14ymedio, Havana, 5 May 2022 — The new message that the Cuban regime considers subversive is not even pronounceable. DPEPDPE, an acronym for “de pinga el país de pinga este” [which roughly translates as “fuck this fucking country”], has become the most used hashtag by activists on the island in recent days, especially since the government launched a campaign against it, considering it a serious threat.
On May Day last week, several citizens denounced on networks that State Security had carried out an operation to confiscate the T-shirts which have popularized the motto, accompanied by a cartoon doll with a childish outline, an open mouth and a resigned gesture, a garment which some activists were inspired to wear at the official march that day if they were forced to participate in their workplaces.
At the same time, Etecsa included the acronyms in its long list of censored words when sending an SMS, among which are “dictatorship,” “human rights,” “free elections” and even “Psiphon” and “VPN,” in addition to 14ymedio.
Deisy, one of the buyers of the T-shirt who was questioned by the political police, tells 14ymedio that she bought it for 350 pesos through the online store Échate Esto, dedicated to printing garments with different designs, although “there were several businesses selling that same T-shirt” and “there was someone who announced on Twitter that he was printing up to 175” of them.
The agents had a list with buyers of the garment. “I wouldn’t know if they got the list because they have the cell phone of someone from that brand or if they themselves provided them with contacts as a way of cooperation, because they are investigating them,” details the young woman, who says that they released her when they were convinced that “I did not know anything.”
“It was the clumsiness with which the regime reacted that elevated the meme,” says Deisy. “Regardless of whether or not someone called to put it on for May Day. Because that would have been a small action and of little or no consequence.”
In the private channels of Échate Esto, the design of that T-shirt has been announced at least since November, and it has not been uncommon to see images of young people dressed in the garment while on the bus or in a public place on social networks, but it was as of this last week that the matter has gone viral.
To circumvent censorship, activists have simplified the campaign in recent days and, instead of including #dpepdpe in their messages, they simply use the doll that accompanies the sweater, an original drawing by a designer who calls himself Flork of Cows [in English in the original].
The artist already boasts in his networks of being “the home of the characters that angered the Cuban government.” This Wednesday, he tweeted: “Dear new Cuban followers, thank you for your kindness in recent days. I love your drawings and I love the media-characters [yes, the doll is a media] that you are using as your profile image.”
Flork was referring, for example, to the “portraits” that the visual artist Julio Llopiz-Casal has made of numerous activists, journalists and other ordinary citizens, using that character as a basis.
“I immediately realized that it was very versatile and very effective,” Llopiz-Casal tells this newspaper, saying that he had already seen how many network users were modifying Flork’s drawing for their messages.

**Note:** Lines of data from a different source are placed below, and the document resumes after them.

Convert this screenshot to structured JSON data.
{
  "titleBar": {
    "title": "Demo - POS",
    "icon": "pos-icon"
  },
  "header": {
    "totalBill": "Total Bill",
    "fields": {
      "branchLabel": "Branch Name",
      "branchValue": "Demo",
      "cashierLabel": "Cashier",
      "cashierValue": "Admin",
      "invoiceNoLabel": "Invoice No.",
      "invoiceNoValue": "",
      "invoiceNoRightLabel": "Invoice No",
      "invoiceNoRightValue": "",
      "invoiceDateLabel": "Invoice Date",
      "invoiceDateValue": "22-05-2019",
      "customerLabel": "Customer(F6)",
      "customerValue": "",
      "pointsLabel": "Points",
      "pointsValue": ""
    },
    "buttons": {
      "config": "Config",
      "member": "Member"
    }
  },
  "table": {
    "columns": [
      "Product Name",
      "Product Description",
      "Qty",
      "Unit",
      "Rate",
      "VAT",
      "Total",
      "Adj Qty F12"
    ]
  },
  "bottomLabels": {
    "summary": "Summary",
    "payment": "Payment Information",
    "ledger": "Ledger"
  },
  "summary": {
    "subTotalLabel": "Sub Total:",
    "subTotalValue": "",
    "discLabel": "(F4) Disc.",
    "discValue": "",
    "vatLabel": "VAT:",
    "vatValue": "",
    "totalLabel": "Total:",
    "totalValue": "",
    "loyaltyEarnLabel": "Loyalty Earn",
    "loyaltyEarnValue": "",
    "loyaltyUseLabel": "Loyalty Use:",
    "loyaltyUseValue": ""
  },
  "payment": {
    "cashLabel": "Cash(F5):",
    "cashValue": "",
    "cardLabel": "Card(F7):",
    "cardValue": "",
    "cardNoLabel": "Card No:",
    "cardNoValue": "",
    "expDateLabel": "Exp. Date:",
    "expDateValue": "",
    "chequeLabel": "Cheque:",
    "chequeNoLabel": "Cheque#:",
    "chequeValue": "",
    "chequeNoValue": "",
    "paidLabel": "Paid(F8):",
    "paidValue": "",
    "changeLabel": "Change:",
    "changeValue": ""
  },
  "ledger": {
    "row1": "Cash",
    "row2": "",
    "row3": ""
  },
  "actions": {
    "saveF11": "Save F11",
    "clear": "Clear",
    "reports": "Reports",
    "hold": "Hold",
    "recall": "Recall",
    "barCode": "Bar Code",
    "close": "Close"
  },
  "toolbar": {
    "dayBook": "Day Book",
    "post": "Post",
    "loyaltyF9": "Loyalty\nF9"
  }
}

He began to do it almost by chance, quickly, with a phone application, at the request of a friend, identified on the networks as Guajiro Cubano, and from there, an avalanche of requests came, such as those of Saily González, Fernando Almeyda, Daniela Rojo, Luz Escobar “and even people I don’t know at all.” Although the demand exceeds his capacity, he says, he tries to tell everyone that yes, he is happy to interact in this way with other Cubans.